Ovarian cancer is the sixth most common cause of cancer death in women and is responsible for about 5% of all cancer deaths in Australian women.
It’s a cancer than can be difficult to diagnose at an early stage and there are few effective, non-invasive and easily accessed screening programs for ovarian cancer and the symptoms are often vague and similar to that of other illnesses. Some of the factors known to increase a woman’s risk of ovarian cancer include older age, family history, starting your menstrual cycle early (before the age of 12), late menopause and not having children.
Conversely, multiple births and prolonged breastfeeding have been linked to lower risk of ovarian cancer. Little is known about modifiable lifestyle factors interacting with ovarian cancer risk but physical activity has been hypothesised as one due to its link to reduction of risk of some other cancers. Researchers explored the potential association between physical activity and ovarian cancer outcomes.
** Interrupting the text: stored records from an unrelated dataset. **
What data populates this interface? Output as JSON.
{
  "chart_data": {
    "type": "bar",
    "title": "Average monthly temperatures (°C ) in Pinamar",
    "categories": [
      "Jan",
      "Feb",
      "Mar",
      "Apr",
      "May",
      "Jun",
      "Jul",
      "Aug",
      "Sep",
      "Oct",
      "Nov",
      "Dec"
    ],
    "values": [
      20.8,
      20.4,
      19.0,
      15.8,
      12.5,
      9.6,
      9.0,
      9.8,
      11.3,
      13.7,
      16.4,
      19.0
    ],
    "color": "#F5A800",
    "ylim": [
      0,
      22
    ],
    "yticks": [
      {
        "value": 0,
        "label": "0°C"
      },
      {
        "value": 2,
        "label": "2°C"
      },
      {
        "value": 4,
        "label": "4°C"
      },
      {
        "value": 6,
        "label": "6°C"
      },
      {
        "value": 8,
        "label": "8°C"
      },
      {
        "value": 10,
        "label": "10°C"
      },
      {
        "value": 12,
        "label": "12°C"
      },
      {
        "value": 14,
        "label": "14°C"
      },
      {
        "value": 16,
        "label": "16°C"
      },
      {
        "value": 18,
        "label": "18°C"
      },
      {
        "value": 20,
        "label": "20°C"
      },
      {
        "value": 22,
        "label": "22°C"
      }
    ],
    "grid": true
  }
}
The first study involved close to 7000 women with ovarian cancer. The women who reported being inactive in the years leading up to their diagnosis were between 22% and 34% more likely to die of ovarian cancer compared to women who were quite active during the lead up to their diagnosis.
The second study investigated the risk of developing ovarian cancer. Of the 8300 women involved in the study, those who reported being physically inactive during their lives had a 34% higher risk of being diagnosed with ovarian cancer compared to those who reported regularly exercising.
Both studies were observational so a cause and effect link cannot be confirmed. Nevertheless, physical activity has been linked to outcomes associated with other cancers such as colon and breast cancers, so it is not implausible that the benefits extend to ovarian cancer. It’s never too late to start exercising – if you’re inactive talk to your doctor about developing an exercise program that suits your capabilities.
Reference: Cannioto, RA et al. Recreational physical inactivity and mortality in women with invasive epithelial ovarian cancer: evidence from the Ovarian Cancer Association Consortium. British Journal of Cancer Epub online June 14, 2016. doi: 10.1038/ bjc.2016.153.